Mammalian stanniocalcin-2 (STC2) is a secreted polypeptide widely expressed in developing and adult tissues. However, although transgenic expression in mice is known to cause severe dwarfism, and targeted deletion of STC2 causes increased postnatal growth, its precise biological role is still unknown. We found that STC2 potently inhibits the proteolytic activity of the growth-promoting metalloproteinase, pregnancy-associated plasma protein-A (PAPP-A). Proteolytic inhibition requires covalent binding of STC2 to PAPP-A and is mediated by a disulfide bond, which involves Cys-120 of STC2. Binding of STC2 prevents PAPP-A cleavage of insulin-like growth factor-binding protein (IGFBP)-4 and hence release within tissues of bioactive IGF, required for normal growth. Concordantly, we show that STC2 efficiently inhibits PAPP-A-mediated IGF receptor signaling in vitro and that transgenic mice expressing a mutated variant of STC2, STC2(C120A), which is unable to inhibit PAPP-A, grow like wild-type mice. Our work identifies STC2 as a novel proteinase inhibitor and a previously unrecognized extracellular component of the IGF system.

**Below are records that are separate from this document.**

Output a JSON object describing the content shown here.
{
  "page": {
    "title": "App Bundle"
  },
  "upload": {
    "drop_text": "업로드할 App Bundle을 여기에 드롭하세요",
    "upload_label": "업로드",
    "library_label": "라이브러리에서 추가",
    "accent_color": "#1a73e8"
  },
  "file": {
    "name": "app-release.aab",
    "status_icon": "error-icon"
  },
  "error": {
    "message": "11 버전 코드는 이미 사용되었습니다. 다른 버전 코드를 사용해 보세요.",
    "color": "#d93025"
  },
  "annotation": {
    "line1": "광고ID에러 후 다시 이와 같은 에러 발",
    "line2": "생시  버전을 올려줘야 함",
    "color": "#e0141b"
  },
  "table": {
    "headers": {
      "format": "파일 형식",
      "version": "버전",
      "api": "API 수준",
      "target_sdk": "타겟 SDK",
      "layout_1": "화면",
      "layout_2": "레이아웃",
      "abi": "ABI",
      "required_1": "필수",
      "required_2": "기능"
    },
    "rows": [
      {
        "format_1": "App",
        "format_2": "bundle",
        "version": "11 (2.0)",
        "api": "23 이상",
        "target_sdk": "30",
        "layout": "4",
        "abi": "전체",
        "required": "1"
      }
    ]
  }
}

Papp-a2 modulates development of cranial cartilage and angiogenesis in zebrafish embryos.

Pregnancy-associated plasma protein A2 (PAPP-A2, also known as pappalysin-2) is a large metalloproteinase that is known to be required for normal postnatal growth and bone development in mice. We here report the detection of zebrafish papp-a2 mRNA in the chordamesoderm, notochord and lower jaw of zebrafish (Danio rerio) embryos, and that papp-a2-knockdown embryos display broadened axial mesoderm, notochord bends and severely reduced cranial cartilages. Genetic data link these phenotypes to insulin-like growth factor (Igf)-binding protein-3 (Igfbp-3) and bone morphogenetic protein (Bmp) signaling, and biochemical analysis show specific Igfbp-3 proteolysis by Papp-a2, implicating Papp-a2 in the modulation of Bmp signaling by Igfbp-3 proteolysis. Knockdown of papp-a2 additionally resulted in angiogenesis defects, strikingly similar to previous observations in embryos with mutations in components of the Notch system. Accordingly, we find that Notch signaling is modulated by Papp-a2 in vivo, and, furthermore, that human PAPP-A2 is capable of modulating Notch signaling independently of its proteolytic activity in cell culture. Based on these results, we conclude that Papp-a2 modulates Bmp and Notch signaling by independent mechanisms in zebrafish embryos. In conclusion, these data link pappalysin function in zebrafish to two different signaling pathways outside the IGF system.